Family of Exact and Inexact Quantum Speed Limits for Completely Positive and Trace-Preserving Dynamics

TL;DR

This paper introduces two new quantum speed limits in Liouville space for CPTP dynamics, providing exact bounds and physical interpretations, with applications in quantum chaos, information scrambling, and non-equilibrium quantum phenomena.

Contribution

It presents novel quantum speed limits in Liouville space that are attainable and exact for all states and dynamics, with a geometric and physical interpretation.

Findings

Bounds relate to spectral form factor and Krylov complexity.

Speed limits elucidate the Mpemba effect in quantum systems.
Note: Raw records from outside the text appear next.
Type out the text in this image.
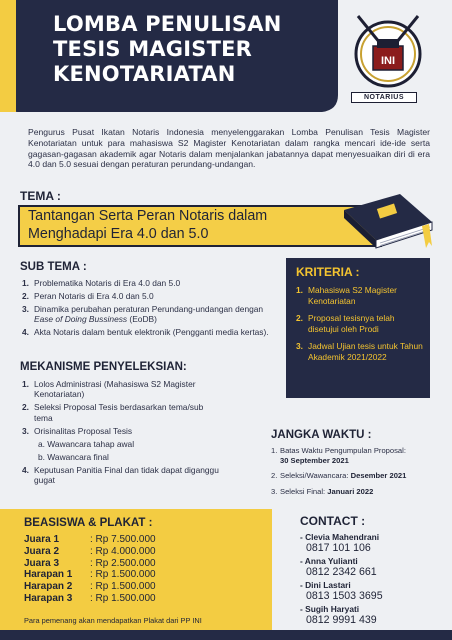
LOMBA PENULISAN
TESIS MAGISTER
KENOTARIATAN
INI
NOTARIUS

Pengurus Pusat Ikatan Notaris Indonesia menyelenggarakan Lomba Penulisan Tesis Magister Kenotariatan untuk para mahasiswa S2 Magister Kenotariatan dalam rangka mencari ide-ide serta gagasan-gagasan akademik agar Notaris dalam menjalankan jabatannya dapat menyesuaikan diri di era 4.0 dan 5.0 sesuai dengan peraturan perundang-undangan.

TEMA :
Tantangan Serta Peran Notaris dalam
Menghadapi Era 4.0 dan 5.0
SUB TEMA :
1. Problematika Notaris di Era 4.0 dan 5.0
2. Peran Notaris di Era 4.0 dan 5.0
3. Dinamika perubahan peraturan Perundang-undangan dengan Ease of Doing Bussiness (EoDB)
4. Akta Notaris dalam bentuk elektronik (Pengganti media kertas).
MEKANISME PENYELEKSIAN:
1. Lolos Administrasi (Mahasiswa S2 Magister Kenotariatan)
2. Seleksi Proposal Tesis berdasarkan tema/sub tema
3. Orisinalitas Proposal Tesis
a. Wawancara tahap awal
b. Wawancara final
4. Keputusan Panitia Final dan tidak dapat diganggu gugat
KRITERIA :
1. Mahasiswa S2 Magister Kenotariatan
2. Proposal tesisnya telah disetujui oleh Prodi
3. Jadwal Ujian tesis untuk Tahun Akademik 2021/2022
JANGKA WAKTU :
1. Batas Waktu Pengumpulan Proposal:
30 September 2021
2. Seleksi/Wawancara: Desember 2021
3. Seleksi Final: Januari 2022
BEASISWA & PLAKAT :
Juara 1	: Rp 7.500.000
Juara 2	: Rp 4.000.000
Juara 3	: Rp 2.500.000
Harapan 1	: Rp 1.500.000
Harapan 2	: Rp 1.500.000
Harapan 3	: Rp 1.500.000
Para pemenang akan mendapatkan Plakat dari PP INI
CONTACT :
- Clevia Mahendrani
0817 101 106
- Anna Yulianti
0812 2342 661
- Dini Lastari
0813 1503 3695
- Sugih Haryati
0812 9991 439
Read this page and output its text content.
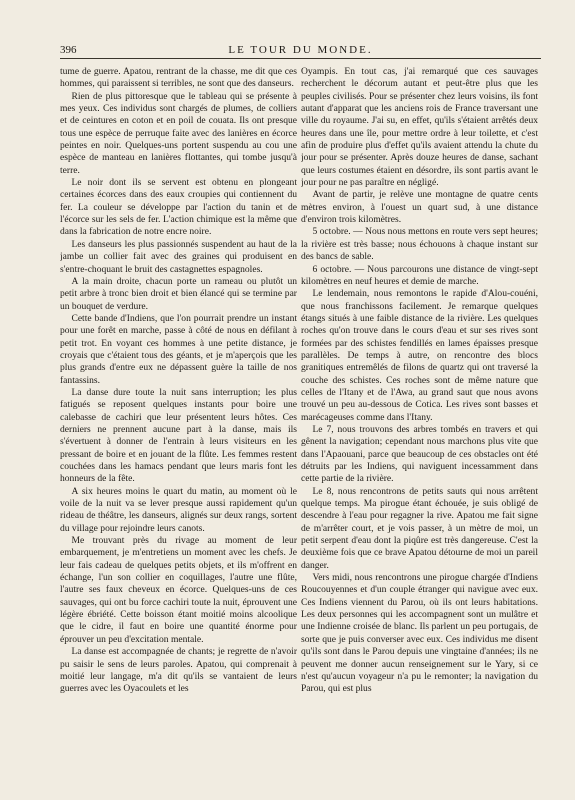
396	LE TOUR DU MONDE.

tume de guerre. Apatou, rentrant de la chasse, me dit que ces hommes, qui paraissent si terribles, ne sont que des danseurs.

Rien de plus pittoresque que le tableau qui se présente à mes yeux. Ces individus sont chargés de plumes, de colliers et de ceintures en coton et en poil de couata. Ils ont presque tous une espèce de perruque faite avec des lanières en écorce peintes en noir. Quelques-uns portent suspendu au cou une espèce de manteau en lanières flottantes, qui tombe jusqu'à terre.

Le noir dont ils se servent est obtenu en plongeant certaines écorces dans des eaux croupies qui contiennent du fer. La couleur se développe par l'action du tanin et de l'écorce sur les sels de fer. L'action chimique est la même que dans la fabrication de notre encre noire.

Les danseurs les plus passionnés suspendent au haut de la jambe un collier fait avec des graines qui produisent en s'entre-choquant le bruit des castagnettes espagnoles.

A la main droite, chacun porte un rameau ou plutôt un petit arbre à tronc bien droit et bien élancé qui se termine par un bouquet de verdure.

Cette bande d'Indiens, que l'on pourrait prendre un instant pour une forêt en marche, passe à côté de nous en défilant à petit trot. En voyant ces hommes à une petite distance, je croyais que c'étaient tous des géants, et je m'aperçois que les plus grands d'entre eux ne dépassent guère la taille de nos fantassins.

La danse dure toute la nuit sans interruption; les plus fatigués se reposent quelques instants pour boire une calebasse de cachiri que leur présentent leurs hôtes. Ces derniers ne prennent aucune part à la danse, mais ils s'évertuent à donner de l'entrain à leurs visiteurs en les pressant de boire et en jouant de la flûte. Les femmes restent couchées dans les hamacs pendant que leurs maris font les honneurs de la fête.

A six heures moins le quart du matin, au moment où le voile de la nuit va se lever presque aussi rapidement qu'un rideau de théâtre, les danseurs, alignés sur deux rangs, sortent du village pour rejoindre leurs canots.

Me trouvant près du rivage au moment de leur embarquement, je m'entretiens un moment avec les chefs. Je leur fais cadeau de quelques petits objets, et ils m'offrent en échange, l'un son collier en coquillages, l'autre une flûte, l'autre ses faux cheveux en écorce. Quelques-uns de ces sauvages, qui ont bu force cachiri toute la nuit, éprouvent une légère ébriété. Cette boisson étant moitié moins alcoolique que le cidre, il faut en boire une quantité énorme pour éprouver un peu d'excitation mentale.

La danse est accompagnée de chants; je regrette de n'avoir pu saisir le sens de leurs paroles. Apatou, qui comprenait à moitié leur langage, m'a dit qu'ils se vantaient de leurs guerres avec les Oyacoulets et les

Oyampis. En tout cas, j'ai remarqué que ces sauvages recherchent le décorum autant et peut-être plus que les peuples civilisés. Pour se présenter chez leurs voisins, ils font autant d'apparat que les anciens rois de France traversant une ville du royaume. J'ai su, en effet, qu'ils s'étaient arrêtés deux heures dans une île, pour mettre ordre à leur toilette, et c'est afin de produire plus d'effet qu'ils avaient attendu la chute du jour pour se présenter. Après douze heures de danse, sachant que leurs costumes étaient en désordre, ils sont partis avant le jour pour ne pas paraître en négligé.

Avant de partir, je relève une montagne de quatre cents mètres environ, à l'ouest un quart sud, à une distance d'environ trois kilomètres.

5 octobre. — Nous nous mettons en route vers sept heures; la rivière est très basse; nous échouons à chaque instant sur des bancs de sable.

6 octobre. — Nous parcourons une distance de vingt-sept kilomètres en neuf heures et demie de marche.

Le lendemain, nous remontons le rapide d'Alou-couéni, que nous franchissons facilement. Je remarque quelques étangs situés à une faible distance de la rivière. Les quelques roches qu'on trouve dans le cours d'eau et sur ses rives sont formées par des schistes fendillés en lames épaisses presque parallèles. De temps à autre, on rencontre des blocs granitiques entremêlés de filons de quartz qui ont traversé la couche des schistes. Ces roches sont de même nature que celles de l'Itany et de l'Awa, au grand saut que nous avons trouvé un peu au-dessous de Cotica. Les rives sont basses et marécageuses comme dans l'Itany.

Le 7, nous trouvons des arbres tombés en travers et qui gênent la navigation; cependant nous marchons plus vite que dans l'Apaouani, parce que beaucoup de ces obstacles ont été détruits par les Indiens, qui naviguent incessamment dans cette partie de la rivière.

Le 8, nous rencontrons de petits sauts qui nous arrêtent quelque temps. Ma pirogue étant échouée, je suis obligé de descendre à l'eau pour regagner la rive. Apatou me fait signe de m'arrêter court, et je vois passer, à un mètre de moi, un petit serpent d'eau dont la piqûre est très dangereuse. C'est la deuxième fois que ce brave Apatou détourne de moi un pareil danger.

Vers midi, nous rencontrons une pirogue chargée d'Indiens Roucouyennes et d'un couple étranger qui navigue avec eux. Ces Indiens viennent du Parou, où ils ont leurs habitations. Les deux personnes qui les accompagnent sont un mulâtre et une Indienne croisée de blanc. Ils parlent un peu portugais, de sorte que je puis converser avec eux. Ces individus me disent qu'ils sont dans le Parou depuis une vingtaine d'années; ils ne peuvent me donner aucun renseignement sur le Yary, si ce n'est qu'aucun voyageur n'a pu le remonter; la navigation du Parou, qui est plus
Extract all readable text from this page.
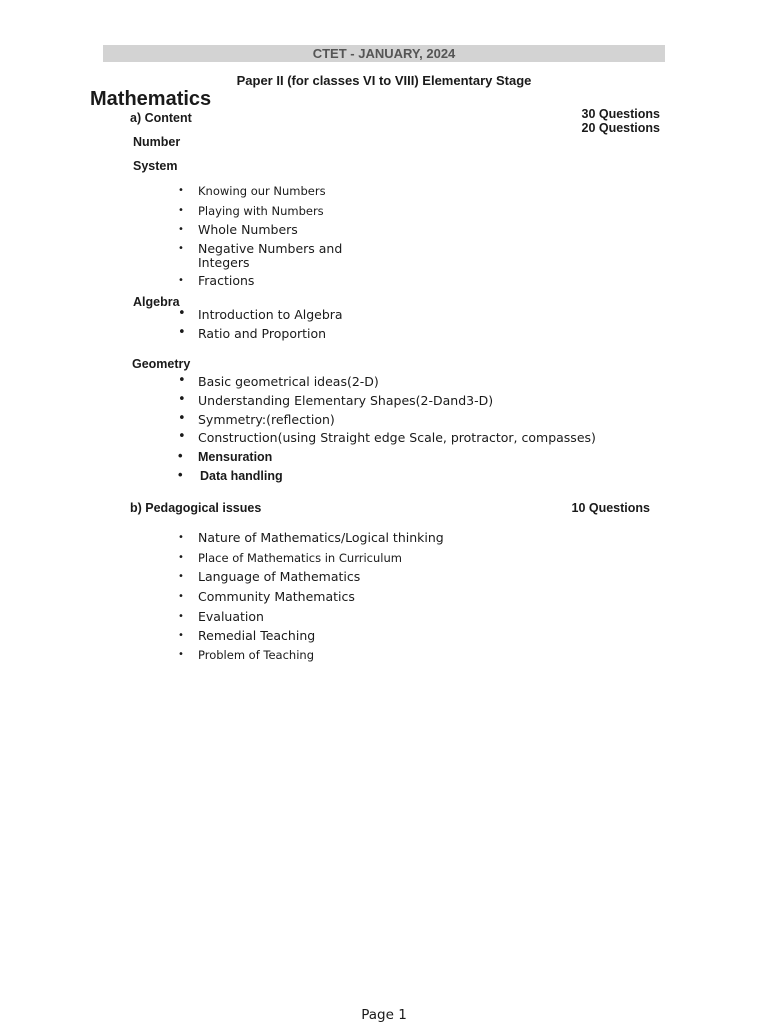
CTET - JANUARY, 2024
Paper II (for classes VI to VIII) Elementary Stage
Mathematics
a) Content	30 Questions
20 Questions
Number
System
• Knowing our Numbers
• Playing with Numbers
• Whole Numbers
• Negative Numbers and
Integers
• Fractions
Algebra
• Introduction to Algebra
• Ratio and Proportion
Geometry
• Basic geometrical ideas(2-D)
• Understanding Elementary Shapes(2-Dand3-D)
• Symmetry:(reflection)
• Construction(using Straight edge Scale, protractor, compasses)
• Mensuration
• Data handling
b) Pedagogical issues	10 Questions
• Nature of Mathematics/Logical thinking
• Place of Mathematics in Curriculum
• Language of Mathematics
• Community Mathematics
• Evaluation
• Remedial Teaching
• Problem of Teaching
Page 1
Liouvillian eigenmodes determine minimal relaxation times.

Abstract

Traditional quantum speed limits formulated in density matrix space are generally unattainable for a wide class of dynamics and it is difficult to characterize the fastest possible dynamics. To address this, we present two distinct quantum speed limits in Liouville space for Completely Positive and Trace-Preserving (CPTP) dynamics. The first bound saturates for time-optimal CPTP dynamics, while the second bound is exact for all states and all CPTP dynamics. Our bounds have a clear physical and geometric interpretation arising from the uncertainty relations for operators acting on Liouville space, and the geometry of quantum evolution in Liouville space. We also obtain the form of the Liouvillian, which generates the time-optimal CPTP dynamics that connect the given initial and target states. To illustrate our findings, we show that the speed of evolution in Liouville space bounds the growth of the spectral form factor and Krylov complexity of states, which are crucial for studying information scrambling and quantum chaos. In another important application, we show that our results can help us understand the counter-intuitive phenomenon of the Mpemba effect in non-equilibrium open quantum dynamics, as the minimal relaxation time scale obtained by speed limits is dictated by the eigenmodes of the Liouvillian.